25/02/2014 – MP prova conluio e superfaturamento
Diário do Grande ABC
Beto Silva
Documentos obtidos pelo Gaeco ABC (Grupo de Atuação Especial de Combate ao Crime Organizado da região), ligado ao Ministério Público, apontam conluio entre comerciantes e consequente superfaturamento na compra de tênis pela Prefeitura de São Bernardo. Os calçados foram entregues nos anos de 2010, 2011 e 2012 pela gestão Luiz Marinho (PT). Nesse período, segundo o MP, houve desvio de pelo menos R$ 3 milhões.
O esquema era o seguinte: as companhias participavam da licitação oferecendo preços fora da realidade, mas elas mesmas forneciam os produtos para a empresa vencedora do certame a valores bem menores. A cobrar da administração municipal preços bem mais altos do que os praticados no mercado, elevavam os lucros do contrato obtidos com dinheiro oriundo de impostos dos cidadãos.
Segundo os promotores Lafaiete Ramos Pires e Mylene Comploier, responsáveis pela apuração, as licitações já começavam fraudulentas com a inversão das etapas a serem cumpridas durante o trâmite da concorrência. Uma das primeiras exigências para as empresas participarem era a apresentação de amostras. Normalmente, esse procedimento só ocorre depois das propostas financeiras e da documentação serem entregues.
Funcionários do setor de licitação da Prefeitura desclassificavam as companhias que não estavam no esquema por pequenos problemas considerados sanáveis, como cor do produto fora do padrão do edital ou palmilha sem amortecedor. Com apenas as empresas mancomunadas participando do pregão, os preços ofertados eram combinados. O que fazia a compra sair por preço maior do que o do mercado.
“Com as demais licitantes afastadas, ficavam só empresas do grupo que simulavam uma concorrência”, afirma a promotora Mylene. “Trata-se de um grande esquema para burlar licitações, com atuação direta de servidores públicos”, completa Lafaiete.

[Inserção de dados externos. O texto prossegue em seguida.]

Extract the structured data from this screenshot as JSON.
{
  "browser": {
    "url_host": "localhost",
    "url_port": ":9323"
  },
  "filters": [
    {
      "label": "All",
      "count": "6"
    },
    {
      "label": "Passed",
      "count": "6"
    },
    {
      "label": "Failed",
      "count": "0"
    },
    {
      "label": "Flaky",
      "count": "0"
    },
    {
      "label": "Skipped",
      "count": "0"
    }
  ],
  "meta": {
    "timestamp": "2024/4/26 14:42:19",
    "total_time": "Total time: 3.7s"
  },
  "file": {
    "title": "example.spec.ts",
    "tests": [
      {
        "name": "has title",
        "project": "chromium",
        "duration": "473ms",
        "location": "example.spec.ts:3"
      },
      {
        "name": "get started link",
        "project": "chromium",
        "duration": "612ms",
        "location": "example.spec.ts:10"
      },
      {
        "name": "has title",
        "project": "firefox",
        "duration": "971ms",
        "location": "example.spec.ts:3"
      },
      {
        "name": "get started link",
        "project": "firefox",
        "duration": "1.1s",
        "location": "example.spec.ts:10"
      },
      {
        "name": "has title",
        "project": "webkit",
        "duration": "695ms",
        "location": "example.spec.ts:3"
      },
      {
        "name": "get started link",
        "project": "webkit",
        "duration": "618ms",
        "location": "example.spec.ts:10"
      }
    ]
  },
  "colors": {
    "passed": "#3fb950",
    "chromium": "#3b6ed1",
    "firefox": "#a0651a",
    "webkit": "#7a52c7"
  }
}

A Prefeitura de Santos, por exemplo, comprou produto de melhor qualidade por preço 95% menor do que em São Bernardo, diz a promotoria.

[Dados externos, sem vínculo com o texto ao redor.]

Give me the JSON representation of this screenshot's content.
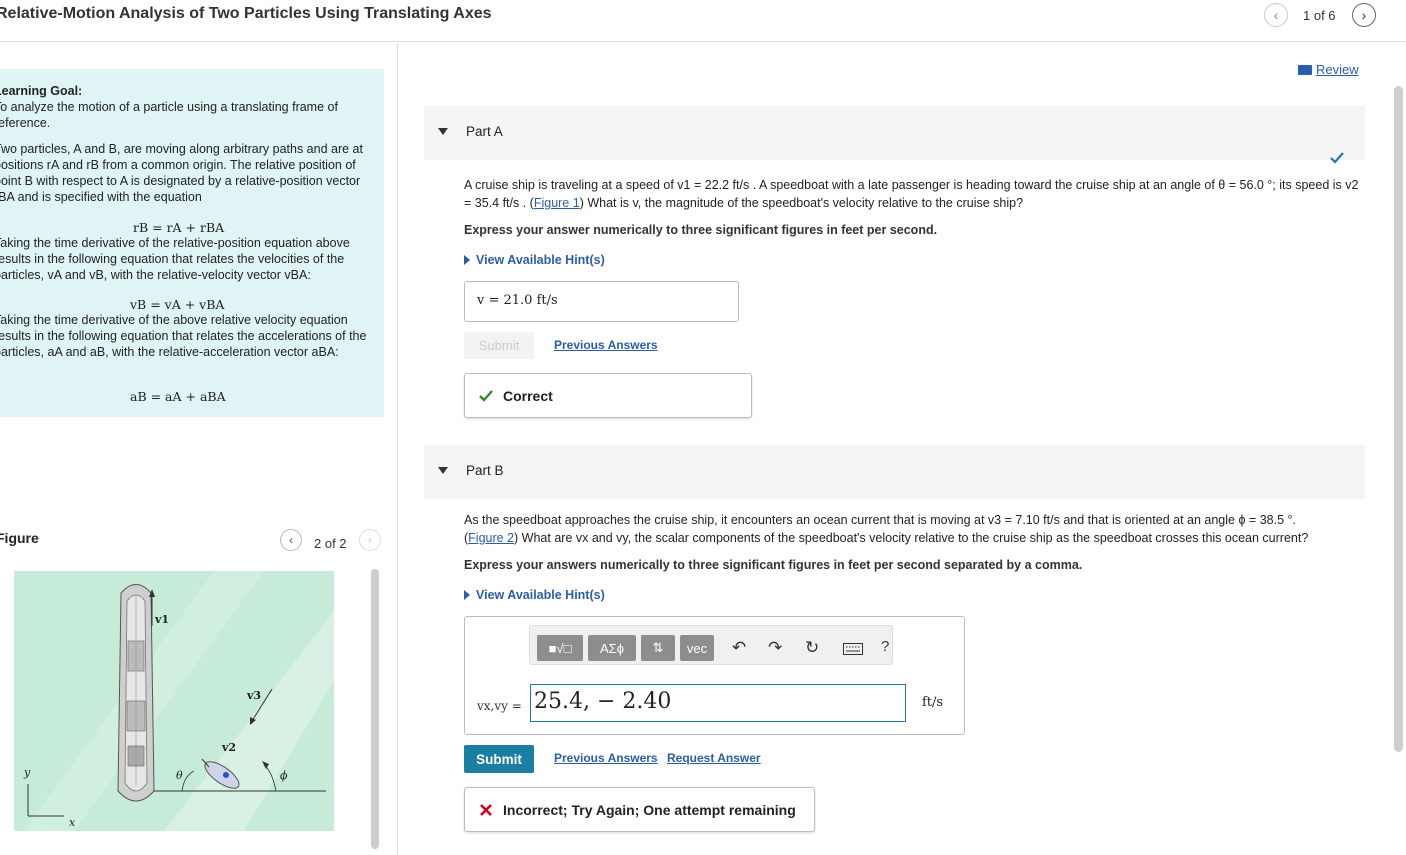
{
  "header": {
    "title": "Relative-Motion Analysis of Two Particles Using Translating Axes",
    "pager": "1 of 6",
    "prev_icon": "chevron-left-icon",
    "next_icon": "chevron-right-icon"
  },
  "left": {
    "goal_heading": "Learning Goal:",
    "goal_text": "To analyze the motion of a particle using a translating frame of reference.",
    "p1": "Two particles, A and B, are moving along arbitrary paths and are at positions rA and rB from a common origin. The relative position of point B with respect to A is designated by a relative-position vector rBA and is specified with the equation",
    "eq1": "rB = rA + rBA",
    "p2": "Taking the time derivative of the relative-position equation above results in the following equation that relates the velocities of the particles, vA and vB, with the relative-velocity vector vBA:",
    "eq2": "vB = vA + vBA",
    "p3": "Taking the time derivative of the above relative velocity equation results in the following equation that relates the accelerations of the particles, aA and aB, with the relative-acceleration vector aBA:",
    "eq3": "aB = aA + aBA",
    "figure_label": "Figure",
    "figure_pager": "2 of 2",
    "figure_labels": {
      "v1": "v1",
      "v2": "v2",
      "v3": "v3",
      "theta": "θ",
      "phi": "ϕ",
      "y": "y",
      "x": "x"
    }
  },
  "right": {
    "review_label": "Review",
    "partA": {
      "label": "Part A",
      "question_1": "A cruise ship is traveling at a speed of v1 = 22.2 ft/s . A speedboat with a late passenger is heading toward the cruise ship at an angle of θ = 56.0 °; its speed is v2 = 35.4 ft/s . (",
      "figure_link": "Figure 1",
      "question_2": ") What is v, the magnitude of the speedboat's velocity relative to the cruise ship?",
      "instruction": "Express your answer numerically to three significant figures in feet per second.",
      "hint": "View Available Hint(s)",
      "answer": "v =  21.0  ft/s",
      "submit_label": "Submit",
      "previous_answers": "Previous Answers",
      "feedback": "Correct"
    },
    "partB": {
      "label": "Part B",
      "question_1": "As the speedboat approaches the cruise ship, it encounters an ocean current that is moving at v3 = 7.10 ft/s and that is oriented at an angle ϕ = 38.5 °.",
      "figure_link": "Figure 2",
      "question_2": " What are vx and vy, the scalar components of the speedboat's velocity relative to the cruise ship as the speedboat crosses this ocean current?",
      "instruction": "Express your answers numerically to three significant figures in feet per second separated by a comma.",
      "hint": "View Available Hint(s)",
      "toolbar": {
        "greek": "ΑΣϕ",
        "vec": "vec",
        "help": "?"
      },
      "eq_label": "vx,vy =",
      "eq_value": "25.4, − 2.40",
      "unit": "ft/s",
      "submit_label": "Submit",
      "previous_answers": "Previous Answers",
      "request_answer": "Request Answer",
      "feedback": "Incorrect; Try Again; One attempt remaining"
    }
  },
  "colors": {
    "accent": "#1b7ea3",
    "link": "#2a5ea8",
    "goal_bg": "#e0f4f5",
    "correct": "#2e8b2e",
    "incorrect": "#d0021b"
  }
}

O Diário teve acesso aos papéis que fazem parte da investigação e que comprovam a relação entre as empresas. O ciclo da fraude era completado com a empresa que deu lance cobrando alto preço da Prefeitura vendendo tênis para a companhia que venceu de fato a concorrência.
É o caso da Guimy Indústria e Comércio de Calçados, de Birigui. No dia 10 de novembro de 2010, em levantamento do governo municipal para renovar a ata de preços do ano anterior, ela cobrou R$ 39,47 para fornecer um par de tênis para o Paço. A G8 foi a vencedora do certame, ao pedir R$ 30,25 por par de calçado, num contrato que chegou ao total de R$ 5,1 milhões. Ocorre que, em nota fiscal apreendida pelo MP no início do mês em imóveis dos proprietários das empresas (veja fac-símile acima), verificou-se que a Guimy forneceu os tênis para a G8, em março daquele ano, no valor unitário de R$ 18,27.
Outro caso é o da Vulcasul, de Selviria, Mato Grosso do Sul. No pregão de 2009, cobrou R$ 30,30 para fornecer o par de tênis à Prefeitura são-bernardense. Mas, em marco de 2010, vendeu o calçado por R$ 20 para a G8, como mostra a nota fiscal também obtida pelo Ministério Público em busca e apreensão. “A G8 não tem estrutura para fabricar calçados em larga escala. Por isso tem de comprar de outras empresas depois de vencer as licitações”, explica o promotor Lafaiete.
A Prefeitura de São Bernardo não se manifestou sobre o caso ontem, como havia dito que faria no sábado. Os empresários da Guimy, Vulcasul e G8 não foram encontrados.